Since there are potential complications with this title there are rules that most people develope when establishing the relationship. Here are some that some people take into consideration:
Some people feel like texting should be your only communication when you are in a friend with benefits situation. Being that it is just a sexual relationship you can't treat it like you are dating. When hooking up, your text messages should be to the point and self-explanatory of what you are getting into that night, notice I said that night and not day. This means that booty call hours are operated because you are just getting with each other for sex. The main indication is that yes you are friends and it's ok to hang out, but the communication is limited as far as discussing any intimate details because you are trying to use each other for sex. Also sexting is not recommended because you might have some nosey friends in your group.
When sleeping over, don't get too carried away with overstaying your welcome. Even though you are just sex buddies, you still are regular buddies to so some people don't want to be too rude when kicking the person out. Since you are using each other for sex, you are following the booty call rule and just hitting and quitting it. Therefore what most people suggest is to keep your socks on during sex. Not because of the whole idea that having socks on makes you orgasm quicker, but it's that you don't want to get too comfortable at the person's place. Especially if the might potentionally catch feelings, cuddling and spending the night might push it. Once one of you leave, you are allowed to either walk the person out the door or give them a goodnight or good morning kiss goodbye since y'all are still friends, hopefully they will be out before dawn.

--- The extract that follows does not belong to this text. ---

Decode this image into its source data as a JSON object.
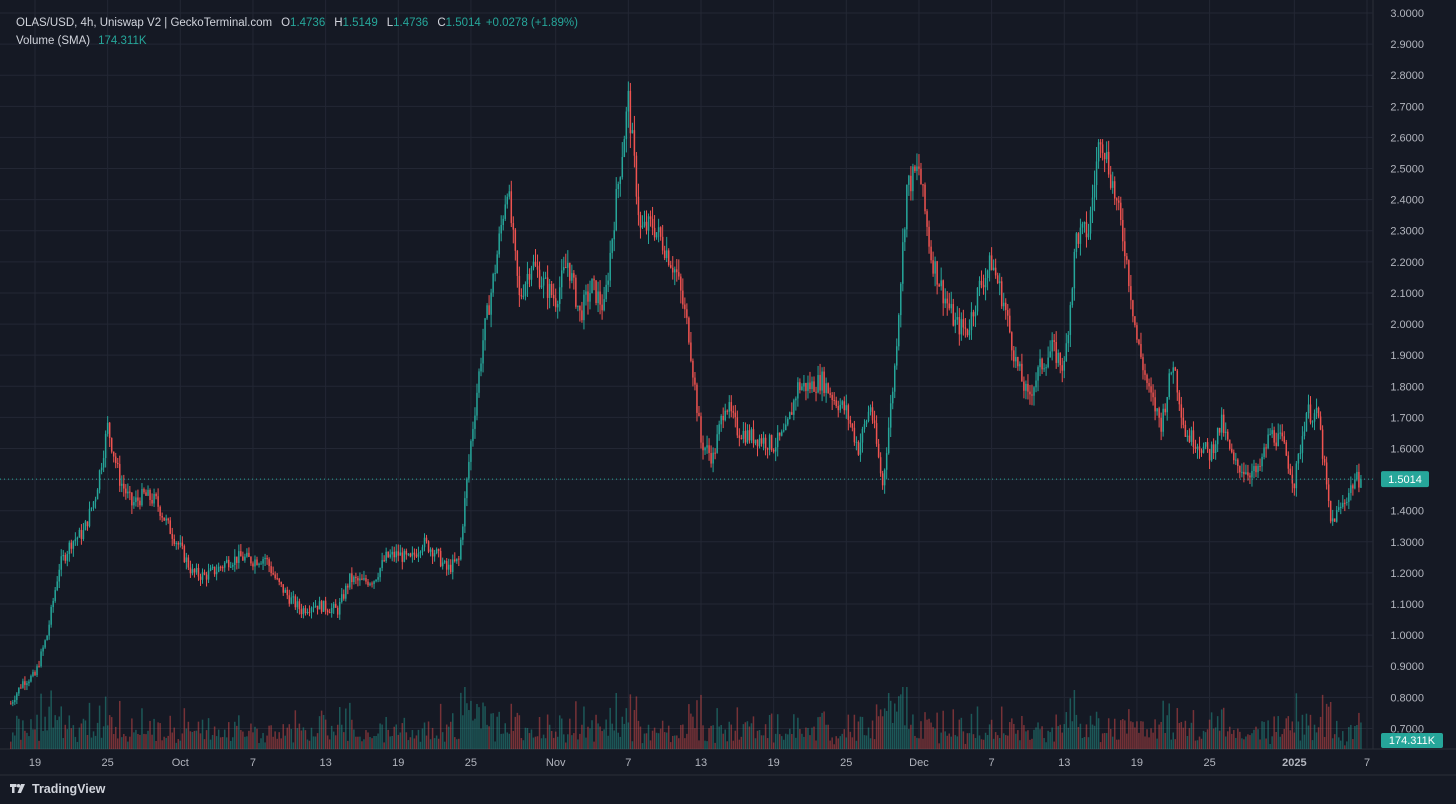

Obviously pet names are a no-no because again you are not in a monogamously committed relationship. Therefore you shouldn't have little cute names for each other. You might have nicknames, but leave it at that because pet names are a lot more initimate especially if it's based off of either a position that one of you did or a skill they performed on you or even a physiological effect based off of arousal (use your imagination with that one lol). So, just keep it simple with calling each other by your first name and keep it moving.
Greeting Each Other
Being that you two are friends, then be friends. Since there's benefits involved, in public there is to be no PDA. You are not a couple, especially if you guys share mutual friends you don't want to make your sexual relationship too obvious that anything is going on. So maybe do some high fives and hand shakes or even a dap, but no intimate smooches. Hugging is acceptable though. When hanging out with each other, balance it out with your schedules meaning if you are around each other a lot, don't make it suspicious enough to the point where other people question your status. Don't go out to dinner, or movies, give each other special gifts or anything that is considered dating unless it's like a group of you guys, not recommended. You don't want to confuse each other that it's turning into a relationship.
Those rules were like the four main rules that some people might go by. It might not be all the way accurate, but it was enough to sum up the status of the title. What were some of your rules if you were in a FWB? Did they help? Are the rules I listed bogus? Can friends with benefits ruin a friendship?
If you are in a friends with benefits situation make sure it is safe and fun, and don't let your emotions get the best of you!